Thanks for the wonderful post. By looking at the point to add the breadcrumb, could you elaborate more? I have seen some posts mention to add the breadcrumb only to your blog or e-commerce but not too your entire site.
Tony Messer
Hi John,

Great post. These are exactly the points I often find myself making to people.

When it comes to shared hosting you've absolutely hit the nail on the head. Cheap hosting is a false economy. I often ask people what's more important for their business - their mobile phone or their website? The answer is usually their website but then they spend a fraction on hosting costs than for their mobile phone bill each month.

One of the issues shared hosting will always have is IP reputation. Despite all the warnings people's sites will get hacked for simple things like not updating their CMS (WordPress, Joomla) to the latest version. That's a sitting duck to a hacker's software. Malware gets uploaded, spam/phishing mails get sent out & the IP gets blacklisted. The host then has to get the IP whitelisted but that's closing the stable door after the horse has bolted. Things like SpamExperts & MailChannels can help by getting ahead of the issue but these are extra costs that many hosts won't bear.

Another issue is things like noisy neighbors. Again tools like CloudLinux will prevent/reduce this but that's another cost per server.

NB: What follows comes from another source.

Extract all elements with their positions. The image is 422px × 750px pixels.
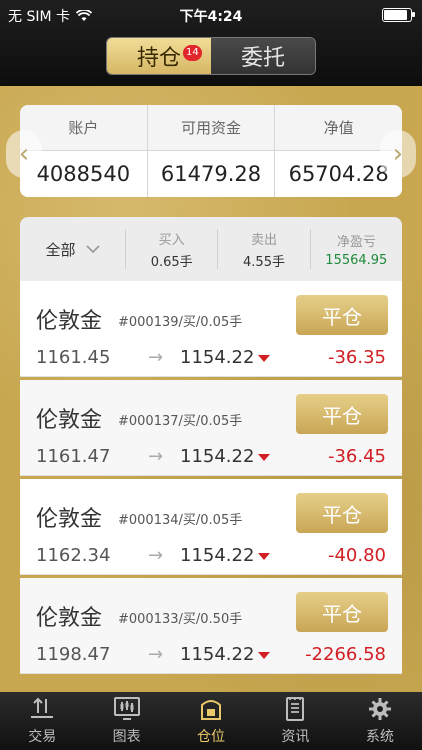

If you really want speed & security then a VPS should be the minimum, ideally an SSD VPS. SSD is a quantum leap in terms of performance although RAM is always the first call & with a VPS you get RAM purely for you with no sharing. The only issue to be aware with SSD is that some hosts will palm you off with laptop/desktop SSDs. These are not to be confused with Datacenter SSDs though.

If you can't afford SSDs then as a minimum be sure to ask for 10K or 15K SAS drives. These are Enterprise grade components & shouldn't be confused with 7.2K SATA drives which are solid workhorses but shouldn't be used on the front line.

Again, great post John. Thanks :-)
Steve
Good stuff John - can I ask who your site is hosted with now please?